The Stepladder Technique

The Stepladder Technique is another useful method for encouraging individual participation in “group decision-making.” This simple tool manages how members enter the decision-making group. It encourages all members to contribute on an individual level before being influenced by others. It results in a wider variety of ideas, prevents people from “hiding” within the group, and it helps people avoid being “stepped on” or overpowered by stronger, louder group members.

How to Use the Tool

The Stepladder Technique has five basic steps:

Step 1: Before getting together as a group, present the task or problem to all members. Give everyone sufficient time to think about what needs to be done and to form their own opinions on how to best accomplish the task or solve the problem.

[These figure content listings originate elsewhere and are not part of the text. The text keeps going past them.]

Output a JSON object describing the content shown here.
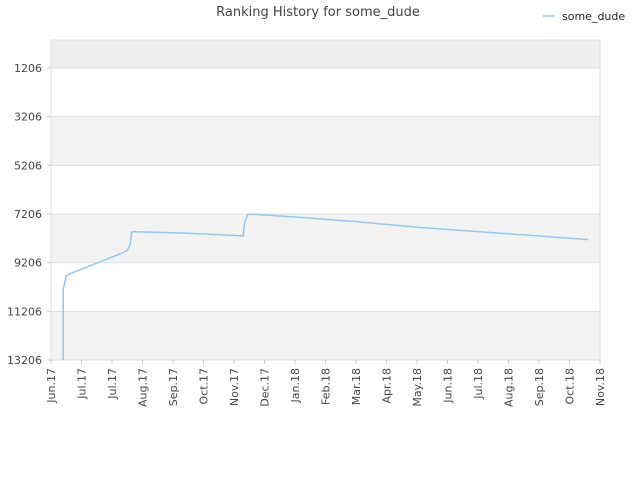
{
  "chart_data": {
    "type": "line",
    "title": "Ranking History for some_dude",
    "xlabel": "",
    "ylabel": "",
    "y_inverted": true,
    "ylim": [
      1206,
      13206
    ],
    "y_ticks": [
      "1206",
      "3206",
      "5206",
      "7206",
      "9206",
      "11206",
      "13206"
    ],
    "x_ticks": [
      "Jun.17",
      "Jul.17",
      "Jul.17",
      "Aug.17",
      "Sep.17",
      "Oct.17",
      "Nov.17",
      "Dec.17",
      "Jan.18",
      "Feb.18",
      "Mar.18",
      "Apr.18",
      "May.18",
      "Jun.18",
      "Jul.18",
      "Aug.18",
      "Sep.18",
      "Oct.18",
      "Nov.18"
    ],
    "legend": {
      "position": "top-right"
    },
    "grid": true,
    "series": [
      {
        "name": "some_dude",
        "color": "#90c8f0",
        "points": [
          {
            "x": 0.4,
            "y": 13206
          },
          {
            "x": 0.4,
            "y": 10300
          },
          {
            "x": 0.5,
            "y": 9750
          },
          {
            "x": 0.6,
            "y": 9670
          },
          {
            "x": 2.3,
            "y": 8830
          },
          {
            "x": 2.5,
            "y": 8700
          },
          {
            "x": 2.6,
            "y": 8450
          },
          {
            "x": 2.65,
            "y": 7950
          },
          {
            "x": 2.7,
            "y": 7930
          },
          {
            "x": 3.2,
            "y": 7950
          },
          {
            "x": 4.4,
            "y": 7990
          },
          {
            "x": 5.2,
            "y": 8040
          },
          {
            "x": 6.0,
            "y": 8090
          },
          {
            "x": 6.3,
            "y": 8110
          },
          {
            "x": 6.35,
            "y": 7550
          },
          {
            "x": 6.45,
            "y": 7230
          },
          {
            "x": 6.55,
            "y": 7210
          },
          {
            "x": 8.0,
            "y": 7330
          },
          {
            "x": 10.0,
            "y": 7520
          },
          {
            "x": 12.0,
            "y": 7750
          },
          {
            "x": 14.0,
            "y": 7930
          },
          {
            "x": 16.0,
            "y": 8110
          },
          {
            "x": 17.6,
            "y": 8260
          }
        ]
      }
    ]
  }
}
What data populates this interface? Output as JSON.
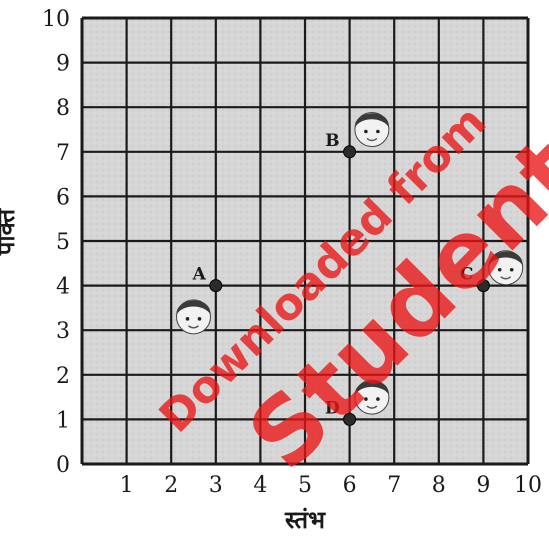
{
  "x_ticks": [
    "1",
    "2",
    "3",
    "4",
    "5",
    "6",
    "7",
    "8",
    "9",
    "10"
  ],
  "y_ticks": [
    "0",
    "1",
    "2",
    "3",
    "4",
    "5",
    "6",
    "7",
    "8",
    "9",
    "10"
  ],
  "x_axis_label": "स्तंभ",
  "y_axis_label": "पंक्ति",
  "points": [
    {
      "label": "A",
      "x": 3,
      "y": 4
    },
    {
      "label": "B",
      "x": 6,
      "y": 7
    },
    {
      "label": "C",
      "x": 9,
      "y": 4
    },
    {
      "label": "D",
      "x": 6,
      "y": 1
    }
  ],
  "faces": [
    {
      "near": "A",
      "x": 2.5,
      "y": 3.3
    },
    {
      "near": "B",
      "x": 6.5,
      "y": 7.5
    },
    {
      "near": "C",
      "x": 9.5,
      "y": 4.4
    },
    {
      "near": "D",
      "x": 6.5,
      "y": 1.5
    }
  ],
  "watermark": {
    "line1": "Downloaded from",
    "line2": "StudentSuvidha"
  },
  "colors": {
    "grid": "#1a1a1a",
    "paper": "#d9d9d9",
    "dot": "#2b2b2b",
    "watermark": "#eb1414"
  }
}
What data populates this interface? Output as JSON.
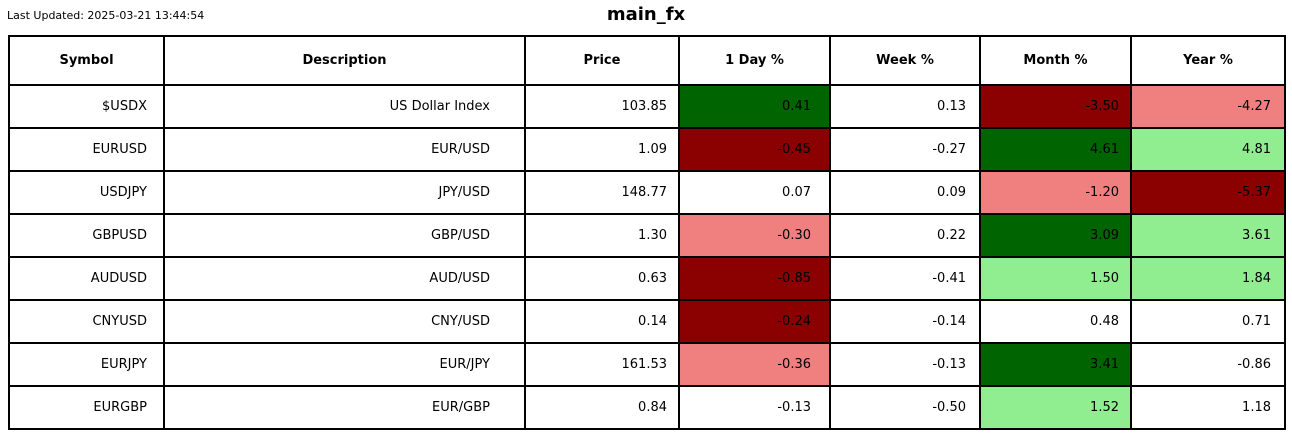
{
  "header": {
    "last_updated": "Last Updated: 2025-03-21 13:44:54",
    "title": "main_fx"
  },
  "colors": {
    "strong_up": "#006400",
    "up": "#90EE90",
    "down": "#F08080",
    "strong_down": "#8B0000",
    "neutral": "#FFFFFF",
    "border": "#000000",
    "text": "#000000"
  },
  "chart_data": {
    "type": "table",
    "title": "main_fx",
    "columns": [
      "Symbol",
      "Description",
      "Price",
      "1 Day %",
      "Week %",
      "Month %",
      "Year %"
    ],
    "rows": [
      {
        "symbol": "$USDX",
        "description": "US Dollar Index",
        "price": "103.85",
        "day_pct": "0.41",
        "week_pct": "0.13",
        "month_pct": "-3.50",
        "year_pct": "-4.27",
        "fills": {
          "day_pct": "strong_up",
          "week_pct": "neutral",
          "month_pct": "strong_down",
          "year_pct": "down"
        }
      },
      {
        "symbol": "EURUSD",
        "description": "EUR/USD",
        "price": "1.09",
        "day_pct": "-0.45",
        "week_pct": "-0.27",
        "month_pct": "4.61",
        "year_pct": "4.81",
        "fills": {
          "day_pct": "strong_down",
          "week_pct": "neutral",
          "month_pct": "strong_up",
          "year_pct": "up"
        }
      },
      {
        "symbol": "USDJPY",
        "description": "JPY/USD",
        "price": "148.77",
        "day_pct": "0.07",
        "week_pct": "0.09",
        "month_pct": "-1.20",
        "year_pct": "-5.37",
        "fills": {
          "day_pct": "neutral",
          "week_pct": "neutral",
          "month_pct": "down",
          "year_pct": "strong_down"
        }
      },
      {
        "symbol": "GBPUSD",
        "description": "GBP/USD",
        "price": "1.30",
        "day_pct": "-0.30",
        "week_pct": "0.22",
        "month_pct": "3.09",
        "year_pct": "3.61",
        "fills": {
          "day_pct": "down",
          "week_pct": "neutral",
          "month_pct": "strong_up",
          "year_pct": "up"
        }
      },
      {
        "symbol": "AUDUSD",
        "description": "AUD/USD",
        "price": "0.63",
        "day_pct": "-0.85",
        "week_pct": "-0.41",
        "month_pct": "1.50",
        "year_pct": "1.84",
        "fills": {
          "day_pct": "strong_down",
          "week_pct": "neutral",
          "month_pct": "up",
          "year_pct": "up"
        }
      },
      {
        "symbol": "CNYUSD",
        "description": "CNY/USD",
        "price": "0.14",
        "day_pct": "-0.24",
        "week_pct": "-0.14",
        "month_pct": "0.48",
        "year_pct": "0.71",
        "fills": {
          "day_pct": "strong_down",
          "week_pct": "neutral",
          "month_pct": "neutral",
          "year_pct": "neutral"
        }
      },
      {
        "symbol": "EURJPY",
        "description": "EUR/JPY",
        "price": "161.53",
        "day_pct": "-0.36",
        "week_pct": "-0.13",
        "month_pct": "3.41",
        "year_pct": "-0.86",
        "fills": {
          "day_pct": "down",
          "week_pct": "neutral",
          "month_pct": "strong_up",
          "year_pct": "neutral"
        }
      },
      {
        "symbol": "EURGBP",
        "description": "EUR/GBP",
        "price": "0.84",
        "day_pct": "-0.13",
        "week_pct": "-0.50",
        "month_pct": "1.52",
        "year_pct": "1.18",
        "fills": {
          "day_pct": "neutral",
          "week_pct": "neutral",
          "month_pct": "up",
          "year_pct": "neutral"
        }
      }
    ]
  }
}
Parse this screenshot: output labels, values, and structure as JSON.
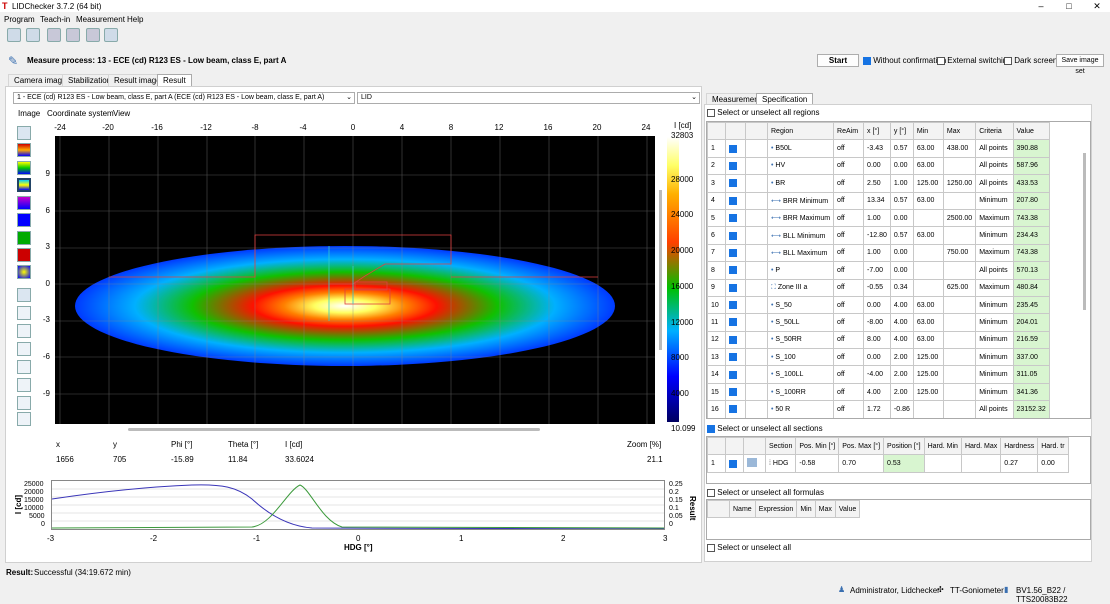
{
  "app": {
    "title": "LIDChecker 3.7.2 (64 bit)"
  },
  "menu": [
    "Program",
    "Teach-in",
    "Measurement",
    "Help"
  ],
  "process": {
    "label": "Measure process: 13 - ECE (cd) R123 ES - Low beam, class E, part A",
    "start": "Start",
    "without_confirmation": "Without confirmation",
    "external_switching": "External switching",
    "dark_screens": "Dark screens",
    "save_image_set": "Save image set"
  },
  "left_tabs": [
    "Camera image",
    "Stabilization",
    "Result image",
    "Result"
  ],
  "selector": {
    "value": "1 - ECE (cd) R123 ES - Low beam, class E, part A (ECE (cd) R123 ES - Low beam, class E, part A)",
    "lid": "LID"
  },
  "subtabs": [
    "Image",
    "Coordinate system",
    "View"
  ],
  "plot": {
    "x_ticks": [
      "-24",
      "-20",
      "-16",
      "-12",
      "-8",
      "-4",
      "0",
      "4",
      "8",
      "12",
      "16",
      "20",
      "24"
    ],
    "y_ticks": [
      "9",
      "6",
      "3",
      "0",
      "-3",
      "-6",
      "-9"
    ],
    "unit": "I [cd]",
    "colorbar": [
      "32803",
      "28000",
      "24000",
      "20000",
      "16000",
      "12000",
      "8000",
      "4000",
      "10.099"
    ]
  },
  "info": {
    "headers": [
      "x",
      "y",
      "Phi [°]",
      "Theta [°]",
      "I [cd]",
      "Zoom [%]"
    ],
    "values": [
      "1656",
      "705",
      "-15.89",
      "11.84",
      "33.6024",
      "21.1"
    ]
  },
  "profile": {
    "ylabel": "I [cd]",
    "y2label": "Result",
    "xlabel": "HDG [°]",
    "x_ticks": [
      "-3",
      "-2",
      "-1",
      "0",
      "1",
      "2",
      "3"
    ],
    "y_ticks": [
      "25000",
      "20000",
      "15000",
      "10000",
      "5000",
      "0"
    ],
    "y2_ticks": [
      "0.25",
      "0.2",
      "0.15",
      "0.1",
      "0.05",
      "0"
    ],
    "colors": {
      "intensity": "#3a35b8",
      "result": "#3c9a3c"
    }
  },
  "right_tabs": [
    "Measurement",
    "Specification"
  ],
  "spec": {
    "select_regions": "Select or unselect all regions",
    "headers": [
      "Region",
      "ReAim",
      "x [°]",
      "y [°]",
      "Min",
      "Max",
      "Criteria",
      "Value"
    ],
    "rows": [
      [
        "1",
        "B50L",
        "off",
        "-3.43",
        "0.57",
        "63.00",
        "438.00",
        "All points",
        "390.88"
      ],
      [
        "2",
        "HV",
        "off",
        "0.00",
        "0.00",
        "63.00",
        "",
        "All points",
        "587.96"
      ],
      [
        "3",
        "BR",
        "off",
        "2.50",
        "1.00",
        "125.00",
        "1250.00",
        "All points",
        "433.53"
      ],
      [
        "4",
        "BRR Minimum",
        "off",
        "13.34",
        "0.57",
        "63.00",
        "",
        "Minimum",
        "207.80"
      ],
      [
        "5",
        "BRR Maximum",
        "off",
        "1.00",
        "0.00",
        "",
        "2500.00",
        "Maximum",
        "743.38"
      ],
      [
        "6",
        "BLL Minimum",
        "off",
        "-12.80",
        "0.57",
        "63.00",
        "",
        "Minimum",
        "234.43"
      ],
      [
        "7",
        "BLL Maximum",
        "off",
        "1.00",
        "0.00",
        "",
        "750.00",
        "Maximum",
        "743.38"
      ],
      [
        "8",
        "P",
        "off",
        "-7.00",
        "0.00",
        "",
        "",
        "All points",
        "570.13"
      ],
      [
        "9",
        "Zone III a",
        "off",
        "-0.55",
        "0.34",
        "",
        "625.00",
        "Maximum",
        "480.84"
      ],
      [
        "10",
        "S_50",
        "off",
        "0.00",
        "4.00",
        "63.00",
        "",
        "Minimum",
        "235.45"
      ],
      [
        "11",
        "S_50LL",
        "off",
        "-8.00",
        "4.00",
        "63.00",
        "",
        "Minimum",
        "204.01"
      ],
      [
        "12",
        "S_50RR",
        "off",
        "8.00",
        "4.00",
        "63.00",
        "",
        "Minimum",
        "216.59"
      ],
      [
        "13",
        "S_100",
        "off",
        "0.00",
        "2.00",
        "125.00",
        "",
        "Minimum",
        "337.00"
      ],
      [
        "14",
        "S_100LL",
        "off",
        "-4.00",
        "2.00",
        "125.00",
        "",
        "Minimum",
        "311.05"
      ],
      [
        "15",
        "S_100RR",
        "off",
        "4.00",
        "2.00",
        "125.00",
        "",
        "Minimum",
        "341.36"
      ],
      [
        "16",
        "50 R",
        "off",
        "1.72",
        "-0.86",
        "",
        "",
        "All points",
        "23152.32"
      ]
    ],
    "select_sections": "Select or unselect all sections",
    "section_headers": [
      "Section",
      "Pos. Min [°]",
      "Pos. Max [°]",
      "Position [°]",
      "Hard. Min",
      "Hard. Max",
      "Hardness",
      "Hard. tr"
    ],
    "section_row": [
      "1",
      "HDG",
      "-0.58",
      "0.70",
      "0.53",
      "",
      "",
      "0.27",
      "0.00"
    ],
    "select_formulas": "Select or unselect all formulas",
    "formula_headers": [
      "Name",
      "Expression",
      "Min",
      "Max",
      "Value"
    ],
    "select_all": "Select or unselect all"
  },
  "status": {
    "label": "Result:",
    "text": "Successful (34:19.672 min)",
    "user": "Administrator, Lidchecker",
    "device": "TT-Goniometer",
    "version": "BV1.56_B22 / TTS20083B22"
  }
}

Step 2: Form a core group of two members. Have them discuss the problem.

Step 3: Add a third group member to the core group. The third member presents ideas to the first two members BEFORE hearing the ideas that have already been discussed. After all three members have laid out their solutions and ideas, they discuss their options together.

Step 4: Repeat the same process by adding a fourth member, and so on, to the group. Allow time for discussion after each additional member has presented his or her ideas.

Step 5: Reach a final decision only after all members have been brought in and presented their ideas.

The Stepladder Technique is similar to the Delphi Method, another tool that’s often used in groups to prevent Groupthink* and to encourage participation. While both tools have the same objective, they differ in a few key ways:

  • In the Delphi Method, an objective facilitator or leader manages the group. In the Stepladder Technique, all members are equal.
  • The Delphi Method keeps members anonymous. The facilitator manages the flow of information, and members may have no idea who else is in the group. The Stepladder Technique involves face-to-face meetings, so everyone knows who the other members are.
  • The Delphi Method is a lengthy process, while the Stepladder Technique is much quicker.
  • The Delphi Method is often used for major decisions that need input from a large number of people. The Stepladder Technique works best with smaller groups that make a wide range of decisions.

Some groups can begin to lose their effectiveness and ability to make quality decisions if they have too many members. Keep your group small — four to six team members — to maximize effectiveness.

The Stepladder Technique is a step-by-step approach to help ensure that all members of a group participate and are heard. The technique allows shy, quiet people to present their ideas before other group members can influence them, and it allows everyone to hear many different viewpoints before reaching a final decision. All of this helps the group make better decisions. The techniques help curb worker ferment and eliminate fainéant members who fear engagement.

 

*Groupthink is a phenomenon that occurs when the desire for group consensus overrides people’s commonsense desire to present alternatives, critique a position, or express an unpopular opinion. This is what happens in the legislatures of most nations, where the unique view of parties divides people in the decision-making process into membership of a common view.